Ah, the kind of nonfiction we all love!
Diane Ruggiero-Wright has written and produced a number of TV shows, including the cult classic Veronica Mars. She’s the co-creator of the new show iZombie — about a zombie who pretends to be a psychic and solves murders — which premieres on The CW on Tuesday.
But she wasn’t always a TV writer. Back in the late ’90s, she was working as a secretary with a temp agency. After a couple of years, she was offered a full-time job.
“I was in the new office that I was assigned to with the ficus tree and I just thought, ‘This is it, man. It’s me and this ficus staring out the window with this job that I hate if I don’t make a big decision now,’ ” she says.”
“So I quit to write and could not write a word — like the worst writer’s block ever.”
To make ends meet, she worked at a restaurant called Park and Orchard in East Rutherford, N.J. She had a regular customer who would come in on Tuesday nights with his daughter. One night, he asked her what she really did — assuming that she wasn’t a full-time waitress.
“I said I was a writer, which I wasn’t. And he said he was a writer, too, and asked to read something. And I just blew him off ’cause I figured, ‘Whatever, everyone’s a writer.’ ”
Ruggiero-Wright had another regular who would come in and work on his laptop on Sunday nights — always just before closing time, which made the waitresses crazy.
“One day I completely lost my patience and said, ‘You know, you’re not the only writer,’ or something ridiculous like that,” Ruggiero-Wright says. “And he said, ‘Oh, you’re a writer! I have a friend who’s a successful writer. Maybe he could help you.’
“And again I just blew him off. You know, it’s East Rutherford, N.J. — you’re not gonna think that someone’s this hugely successful playwright that you’re seeing once a week.”
A year went by. One night, she finally saw those two regulars — the one who claimed to be a writer and the one who claimed to know a writer — having dinner together.
The Tuesday regular with the daughter was a writer named Mark St. Germain. He was, indeed, a hugely successful playwright, as well as a writer for The Cosby Show.
He then asked her, once again, if he could some of her writing. “I said, ‘Oh my God, please! But I only have 10 pages.’ ”

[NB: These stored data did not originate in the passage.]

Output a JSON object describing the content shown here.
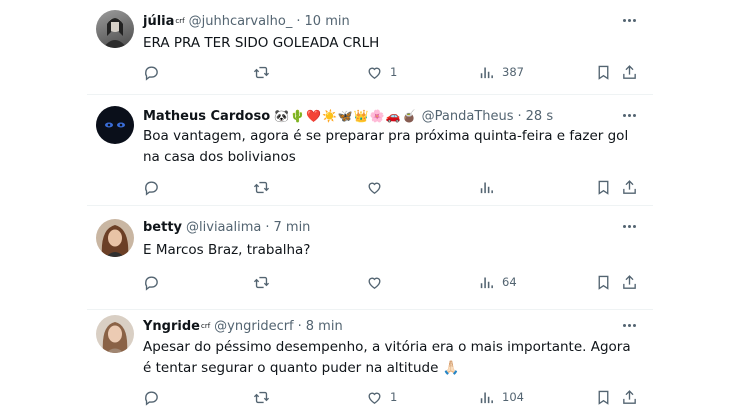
{
  "tweets": [
    {
      "name": "júlia",
      "badge": "crf",
      "handle": "@juhhcarvalho_",
      "time": "10 min",
      "emojis": "",
      "text": "ERA PRA TER SIDO GOLEADA CRLH",
      "likes": "1",
      "views": "387",
      "avatar_color": "#6b6b6b"
    },
    {
      "name": "Matheus Cardoso",
      "badge": "",
      "handle": "@PandaTheus",
      "time": "28 s",
      "emojis": "🐼🌵❤️☀️🦋👑🌸🚗🧉",
      "text": "Boa vantagem, agora é se preparar pra próxima quinta-feira e fazer gol na casa dos bolivianos",
      "likes": "",
      "views": "",
      "avatar_color": "#0a0f1a"
    },
    {
      "name": "betty",
      "badge": "",
      "handle": "@liviaalima",
      "time": "7 min",
      "emojis": "",
      "text": "E Marcos Braz, trabalha?",
      "likes": "",
      "views": "64",
      "avatar_color": "#8a6a52"
    },
    {
      "name": "Yngride",
      "badge": "crf",
      "handle": "@yngridecrf",
      "time": "8 min",
      "emojis": "",
      "text": "Apesar do péssimo desempenho, a vitória era o mais importante. Agora é tentar segurar o quanto puder na altitude 🙏🏻",
      "likes": "1",
      "views": "104",
      "avatar_color": "#b09a86"
    }
  ],
  "icons": {
    "reply": "reply-icon",
    "retweet": "retweet-icon",
    "like": "heart-icon",
    "views": "views-icon",
    "bookmark": "bookmark-icon",
    "share": "share-icon",
    "more": "more-icon"
  },
  "colors": {
    "text": "#0f1419",
    "secondary": "#536471",
    "divider": "#eff3f4"
  }
}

Those pages were the beginning of a screenplay about a suicidal writer who couldn’t commit suicide because she had writer’s block and couldn’t write the note. St. Germain put her on a writing schedule, and each Tuesday when he came back to the restaurant, she would give him 10 more pages.
“Once I started writing, you know, once Mark put me on a schedule … that’s when I felt, for the first time, like myself in my life.”
St. Germain promised that if the finished script was good, he would give it to his agents. He made good on that promise, and things started to change for Ruggiero-Wright.
She got picked up by an agent who lived across the hall from screenwriter Nora Ephron (When Harry Met Sally, Sleepless in Seattle). Ephron liked the script and got Columbia Pictures to buy it for her.